I’m glad to hear you’re running again!
Yes, Rachael, I should shut everything else down so I can only open Word when I get to my computer. I’ll do that for an extra dose of discipline.
Well, I met you in 2016 so I think it was a pretty awesome year (politics aside)!
I think creative endeavors are like the ocean, they ebb and flow, its hard to force the tides to adhere to our own schedules.
You are such an amazing writing mentor; I hope that you have some mentors to feed your writing life.
Lisa, indeed! Meeting you was a highlight of the year. And I’m so looking forward to seeing you again next month! And yes, I think some mentoring might be in store for me, too. Thank you, my dear. xo
Just saying hi and I always like reading your updates. Balance– oy. Hard.
It IS hard, isn’t it, Nina! I hope to see you soon!
I’m a geek and am all up in my brand new planner. It has a space for setting goals, a monthly overview, and daily planner pages–which I really need. One day a time! On Sunday, I sit down and schedule writing time and exercise time. Like you, I’m not myself without those things! Also, water. I didn’t realize how dehydrated I am and how that’s probably contributing to my ongoing issues with headaches. But my planner has a place to tick off daily water intake. Told you I was a geek! Happy New Year, friend! xo
I love you, geek! And your planner sounds amazing. Bring on the H2O!
Doing your course in early 2016 was one of the highlights of the year for me. I still think about how much I miss your course! You are such a valuable teacher and it helped me in ways far beyond writing! Wishing you a wonderful year ahead xx
Sarah! Thank you so much!

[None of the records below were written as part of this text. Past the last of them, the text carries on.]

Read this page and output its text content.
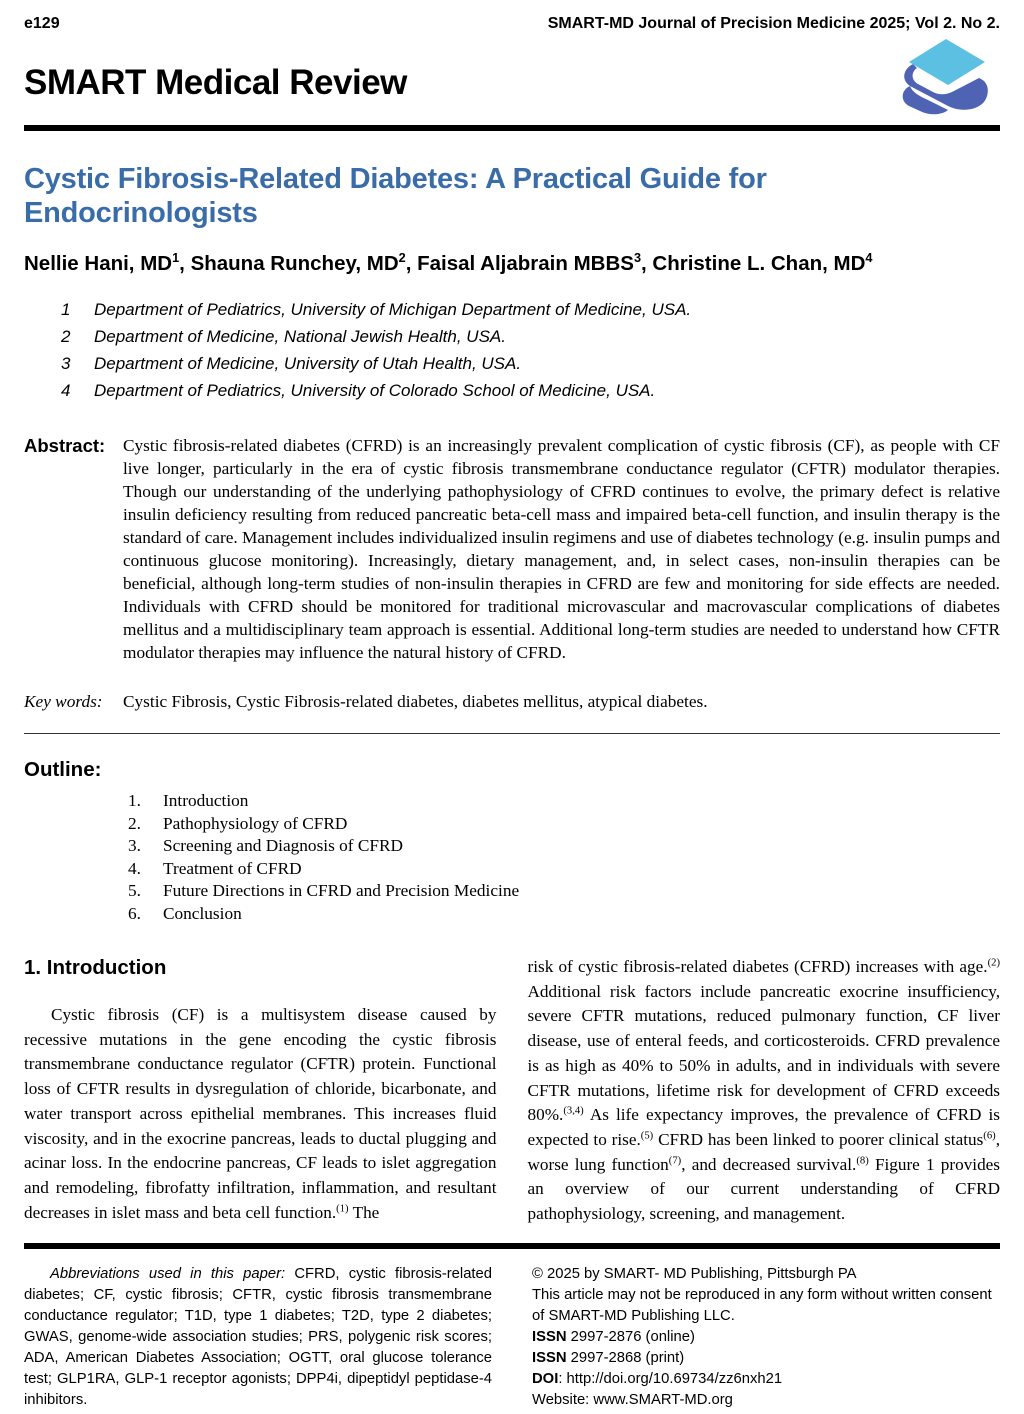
e129	SMART-MD Journal of Precision Medicine 2025; Vol 2. No 2.
SMART Medical Review
Cystic Fibrosis-Related Diabetes: A Practical Guide for Endocrinologists
Nellie Hani, $MD^1$, Shauna Runchey, $MD^2$, Faisal Aljabrain MBBS$^3$, Christine L. Chan, $MD^4$
1	Department of Pediatrics, University of Michigan Department of Medicine, USA.
2	Department of Medicine, National Jewish Health, USA.
3	Department of Medicine, University of Utah Health, USA.
4	Department of Pediatrics, University of Colorado School of Medicine, USA.
Abstract:	Cystic fibrosis-related diabetes (CFRD) is an increasingly prevalent complication of cystic fibrosis (CF), as people with CF live longer, particularly in the era of cystic fibrosis transmembrane conductance regulator (CFTR) modulator therapies. Though our understanding of the underlying pathophysiology of CFRD continues to evolve, the primary defect is relative insulin deficiency resulting from reduced pancreatic beta-cell mass and impaired beta-cell function, and insulin therapy is the standard of care. Management includes individualized insulin regimens and use of diabetes technology (e.g. insulin pumps and continuous glucose monitoring). Increasingly, dietary management, and, in select cases, non-insulin therapies can be beneficial, although long-term studies of non-insulin therapies in CFRD are few and monitoring for side effects are needed. Individuals with CFRD should be monitored for traditional microvascular and macrovascular complications of diabetes mellitus and a multidisciplinary team approach is essential. Additional long-term studies are needed to understand how CFTR modulator therapies may influence the natural history of CFRD.
Key words:	Cystic Fibrosis, Cystic Fibrosis-related diabetes, diabetes mellitus, atypical diabetes.
Outline:
1.	Introduction
2.	Pathophysiology of CFRD
3.	Screening and Diagnosis of CFRD
4.	Treatment of CFRD
5.	Future Directions in CFRD and Precision Medicine
6.	Conclusion
1. Introduction

Cystic fibrosis (CF) is a multisystem disease caused by recessive mutations in the gene encoding the cystic fibrosis transmembrane conductance regulator (CFTR) protein. Functional loss of CFTR results in dysregulation of chloride, bicarbonate, and water transport across epithelial membranes. This increases fluid viscosity, and in the exocrine pancreas, leads to ductal plugging and acinar loss. In the endocrine pancreas, CF leads to islet aggregation and remodeling, fibrofatty infiltration, inflammation, and resultant decreases in islet mass and beta cell function.$^{(1)}$ The

risk of cystic fibrosis-related diabetes (CFRD) increases with age.$^{(2)}$ Additional risk factors include pancreatic exocrine insufficiency, severe CFTR mutations, reduced pulmonary function, CF liver disease, use of enteral feeds, and corticosteroids. CFRD prevalence is as high as 40% to 50% in adults, and in individuals with severe CFTR mutations, lifetime risk for development of CFRD exceeds 80%.$^{(3,4)}$ As life expectancy improves, the prevalence of CFRD is expected to rise.$^{(5)}$ CFRD has been linked to poorer clinical status$^{(6)}$, worse lung function$^{(7)}$, and decreased survival.$^{(8)}$ Figure 1 provides an overview of our current understanding of CFRD pathophysiology, screening, and management.

Abbreviations used in this paper: CFRD, cystic fibrosis-related diabetes; CF, cystic fibrosis; CFTR, cystic fibrosis transmembrane conductance regulator; T1D, type 1 diabetes; T2D, type 2 diabetes; GWAS, genome-wide association studies; PRS, polygenic risk scores; ADA, American Diabetes Association; OGTT, oral glucose tolerance test; GLP1RA, GLP-1 receptor agonists; DPP4i, dipeptidyl peptidase-4 inhibitors.

© 2025 by SMART- MD Publishing, Pittsburgh PA
This article may not be reproduced in any form without written consent of SMART-MD Publishing LLC.
ISSN 2997-2876 (online)
ISSN 2997-2868 (print)
DOI: http://doi.org/10.69734/zz6nxh21
Website: www.SMART-MD.org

How are you doing? I’d love to hear what you’re writing these days!
These words I need to hear. I have been feeling so distracted myself. And gorging on news and what others are saying. But you are right, balance is needed and attending to our health and well being. Improved if we get to our own work. First things first. Thank you!
I’m slowly feeling more settled with my work, but then I feel I’m not doing enough as an activist!